Now we can write our CDI test this way:

@Cdi // <1>
public class MyTest {
  @Inject
  private CustomClock clock; // <2>

  @AfterEach // <3>
  void resetClock() {
    clock.setInstance(null); // back to default
  }

  @Test
  void doTest() { // <4>
    clock.setInstant(Instant.now());
    doSomethingInCurrentWindow(clock);
    clock.setInstant(clock.instant().plusMillis(windowDurationMs));
    doSomethingInNextWindow(clock);
  }
}
  1. We enable CDI classpath deployment (this is using openwebbeans-junit5 here but this is actually any testing integration supporting CDI deployment and injections, even Arquillian if you put the test clock class in the Archive),
  2. We inject our produced clock in the test,
  3. We don't forget to reset th clock after tests to avoid to have a test failling cause of a previous test,
  4. We use the clock in all tests needing it.

If you run this test it will likely not work. The reason is that the custom clock is stateful, it stores the instance to use as state. Therefore all injections must share the same instance to ensure it works. To solve that we have two main options:

  1. Make the test clock producer @ApplicationScoped
  2. Store the custom clock instance in the enclosing class and implement the producer just as "return instance"
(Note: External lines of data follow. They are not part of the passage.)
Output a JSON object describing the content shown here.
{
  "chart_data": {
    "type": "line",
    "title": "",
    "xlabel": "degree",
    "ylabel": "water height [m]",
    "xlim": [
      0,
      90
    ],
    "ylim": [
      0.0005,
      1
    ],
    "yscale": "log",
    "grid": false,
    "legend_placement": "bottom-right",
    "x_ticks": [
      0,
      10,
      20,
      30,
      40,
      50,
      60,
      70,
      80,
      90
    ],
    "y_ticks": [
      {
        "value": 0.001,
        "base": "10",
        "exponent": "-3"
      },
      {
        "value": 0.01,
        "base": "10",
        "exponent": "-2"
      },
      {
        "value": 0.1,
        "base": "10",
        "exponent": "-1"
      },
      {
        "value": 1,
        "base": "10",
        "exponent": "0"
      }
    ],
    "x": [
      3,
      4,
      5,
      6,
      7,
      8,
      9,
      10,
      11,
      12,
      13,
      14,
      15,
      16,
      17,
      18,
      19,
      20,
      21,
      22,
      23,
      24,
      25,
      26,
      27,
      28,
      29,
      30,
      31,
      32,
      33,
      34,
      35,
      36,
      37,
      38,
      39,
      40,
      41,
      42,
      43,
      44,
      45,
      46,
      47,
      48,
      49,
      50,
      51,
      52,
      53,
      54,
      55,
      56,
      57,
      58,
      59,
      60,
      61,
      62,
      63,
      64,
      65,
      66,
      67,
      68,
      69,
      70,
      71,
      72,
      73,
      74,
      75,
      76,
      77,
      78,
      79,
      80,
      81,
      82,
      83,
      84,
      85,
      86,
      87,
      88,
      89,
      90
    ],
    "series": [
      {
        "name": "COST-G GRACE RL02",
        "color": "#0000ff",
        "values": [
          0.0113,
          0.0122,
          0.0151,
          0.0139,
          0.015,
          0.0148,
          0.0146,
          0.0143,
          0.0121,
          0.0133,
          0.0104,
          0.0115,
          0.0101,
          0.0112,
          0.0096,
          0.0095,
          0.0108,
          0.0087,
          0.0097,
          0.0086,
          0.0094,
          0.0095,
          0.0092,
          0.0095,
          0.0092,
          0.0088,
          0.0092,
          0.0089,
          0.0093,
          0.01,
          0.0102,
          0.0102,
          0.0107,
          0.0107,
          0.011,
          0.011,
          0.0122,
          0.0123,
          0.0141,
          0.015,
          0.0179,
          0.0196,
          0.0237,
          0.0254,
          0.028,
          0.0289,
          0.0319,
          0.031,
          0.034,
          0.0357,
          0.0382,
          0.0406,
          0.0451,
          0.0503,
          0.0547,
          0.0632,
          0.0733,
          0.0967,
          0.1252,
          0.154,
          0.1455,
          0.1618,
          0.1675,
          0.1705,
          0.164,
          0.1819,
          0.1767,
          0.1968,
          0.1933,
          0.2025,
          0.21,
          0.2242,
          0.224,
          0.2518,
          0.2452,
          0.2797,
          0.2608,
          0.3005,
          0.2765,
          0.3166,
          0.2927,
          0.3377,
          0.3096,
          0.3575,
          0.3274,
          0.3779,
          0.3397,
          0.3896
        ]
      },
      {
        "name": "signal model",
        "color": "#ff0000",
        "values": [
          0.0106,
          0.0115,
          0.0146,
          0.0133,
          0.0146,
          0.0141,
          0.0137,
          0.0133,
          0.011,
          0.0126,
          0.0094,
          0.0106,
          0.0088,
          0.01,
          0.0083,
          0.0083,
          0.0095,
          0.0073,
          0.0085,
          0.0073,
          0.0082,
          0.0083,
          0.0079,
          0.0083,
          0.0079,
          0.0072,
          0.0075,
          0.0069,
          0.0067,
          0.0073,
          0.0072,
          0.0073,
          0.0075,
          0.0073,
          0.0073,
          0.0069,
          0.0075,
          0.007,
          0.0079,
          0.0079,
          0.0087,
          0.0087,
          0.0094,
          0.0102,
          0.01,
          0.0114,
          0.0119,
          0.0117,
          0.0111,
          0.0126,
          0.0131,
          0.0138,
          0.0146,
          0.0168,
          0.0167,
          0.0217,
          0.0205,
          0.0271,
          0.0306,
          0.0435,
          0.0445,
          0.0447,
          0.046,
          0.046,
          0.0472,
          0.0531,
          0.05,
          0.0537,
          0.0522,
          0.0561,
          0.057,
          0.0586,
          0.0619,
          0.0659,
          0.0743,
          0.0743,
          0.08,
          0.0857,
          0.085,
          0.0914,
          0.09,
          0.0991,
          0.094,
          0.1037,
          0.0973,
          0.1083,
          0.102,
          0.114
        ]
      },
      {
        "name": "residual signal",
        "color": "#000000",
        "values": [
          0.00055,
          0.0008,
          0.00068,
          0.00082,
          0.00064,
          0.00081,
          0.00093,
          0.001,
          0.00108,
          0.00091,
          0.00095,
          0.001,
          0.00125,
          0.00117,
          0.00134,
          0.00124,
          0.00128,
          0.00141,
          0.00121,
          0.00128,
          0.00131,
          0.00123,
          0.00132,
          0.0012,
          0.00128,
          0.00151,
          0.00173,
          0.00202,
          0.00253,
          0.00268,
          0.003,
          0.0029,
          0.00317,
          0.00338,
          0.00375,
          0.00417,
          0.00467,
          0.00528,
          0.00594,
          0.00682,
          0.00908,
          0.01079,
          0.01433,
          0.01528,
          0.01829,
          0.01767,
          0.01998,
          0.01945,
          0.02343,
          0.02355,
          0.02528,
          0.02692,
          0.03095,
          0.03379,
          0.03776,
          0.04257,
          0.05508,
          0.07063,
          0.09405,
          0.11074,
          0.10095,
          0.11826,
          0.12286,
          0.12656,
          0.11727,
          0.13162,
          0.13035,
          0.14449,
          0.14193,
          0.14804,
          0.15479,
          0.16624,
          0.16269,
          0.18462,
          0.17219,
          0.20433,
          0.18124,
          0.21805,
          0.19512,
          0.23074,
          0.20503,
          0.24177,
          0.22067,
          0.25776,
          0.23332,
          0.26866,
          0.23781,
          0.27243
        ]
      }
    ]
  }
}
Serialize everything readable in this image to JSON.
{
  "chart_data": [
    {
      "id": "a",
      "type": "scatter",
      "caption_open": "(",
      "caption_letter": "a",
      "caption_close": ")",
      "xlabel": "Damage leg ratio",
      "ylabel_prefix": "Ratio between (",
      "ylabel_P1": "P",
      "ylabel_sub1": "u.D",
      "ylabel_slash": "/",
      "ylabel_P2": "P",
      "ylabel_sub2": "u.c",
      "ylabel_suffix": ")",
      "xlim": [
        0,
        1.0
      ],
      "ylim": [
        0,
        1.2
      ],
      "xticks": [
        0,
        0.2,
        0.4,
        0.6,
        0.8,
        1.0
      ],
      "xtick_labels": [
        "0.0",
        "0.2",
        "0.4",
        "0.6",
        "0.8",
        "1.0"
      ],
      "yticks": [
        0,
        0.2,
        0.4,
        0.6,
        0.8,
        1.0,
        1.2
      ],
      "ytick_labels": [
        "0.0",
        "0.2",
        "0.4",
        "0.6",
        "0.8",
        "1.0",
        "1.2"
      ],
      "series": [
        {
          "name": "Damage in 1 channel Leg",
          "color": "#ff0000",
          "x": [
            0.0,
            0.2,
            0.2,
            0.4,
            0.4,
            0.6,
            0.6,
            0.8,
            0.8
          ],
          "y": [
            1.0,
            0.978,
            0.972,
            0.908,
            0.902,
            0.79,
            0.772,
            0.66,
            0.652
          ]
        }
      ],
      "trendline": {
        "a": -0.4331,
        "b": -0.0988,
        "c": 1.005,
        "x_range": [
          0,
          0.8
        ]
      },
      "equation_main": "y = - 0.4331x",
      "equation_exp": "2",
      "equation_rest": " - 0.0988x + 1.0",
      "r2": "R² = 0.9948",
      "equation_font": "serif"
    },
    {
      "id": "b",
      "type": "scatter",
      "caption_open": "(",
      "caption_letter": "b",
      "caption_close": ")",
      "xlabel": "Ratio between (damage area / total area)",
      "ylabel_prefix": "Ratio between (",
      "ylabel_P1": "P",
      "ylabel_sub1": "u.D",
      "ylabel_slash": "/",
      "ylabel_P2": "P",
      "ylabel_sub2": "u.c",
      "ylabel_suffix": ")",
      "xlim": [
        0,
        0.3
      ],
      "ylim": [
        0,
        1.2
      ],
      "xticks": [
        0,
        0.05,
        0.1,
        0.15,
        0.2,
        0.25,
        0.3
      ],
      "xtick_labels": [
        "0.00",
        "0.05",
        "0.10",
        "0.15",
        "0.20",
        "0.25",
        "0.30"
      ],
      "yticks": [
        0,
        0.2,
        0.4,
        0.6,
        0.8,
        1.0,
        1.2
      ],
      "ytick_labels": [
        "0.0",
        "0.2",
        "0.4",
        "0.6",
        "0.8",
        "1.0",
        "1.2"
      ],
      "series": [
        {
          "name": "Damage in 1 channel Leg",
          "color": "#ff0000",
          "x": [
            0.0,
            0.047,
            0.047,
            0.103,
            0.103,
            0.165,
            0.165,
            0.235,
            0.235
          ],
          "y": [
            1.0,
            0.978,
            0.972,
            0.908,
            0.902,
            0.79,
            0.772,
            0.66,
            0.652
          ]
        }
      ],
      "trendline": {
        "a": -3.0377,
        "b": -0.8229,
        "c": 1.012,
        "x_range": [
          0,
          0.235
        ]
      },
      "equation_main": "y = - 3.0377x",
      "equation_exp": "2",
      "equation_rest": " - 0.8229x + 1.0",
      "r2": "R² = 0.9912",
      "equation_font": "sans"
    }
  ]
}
The choice between these two options depends mainly if having a proxy on the Clock instance an issue or not for you. If not just go with 1 which is the cleanest:

?@Specializes
@ApplicationScoped
public class FakeClockProducer extends ClockFactory {
    @Produces
    @ApplicationScoped // here is the magic
    @Override
    public CustomClock clock() {
        // same as before
    }
}

And here we are, we can now test year based algorithm in milliseconds and without any flakiness :).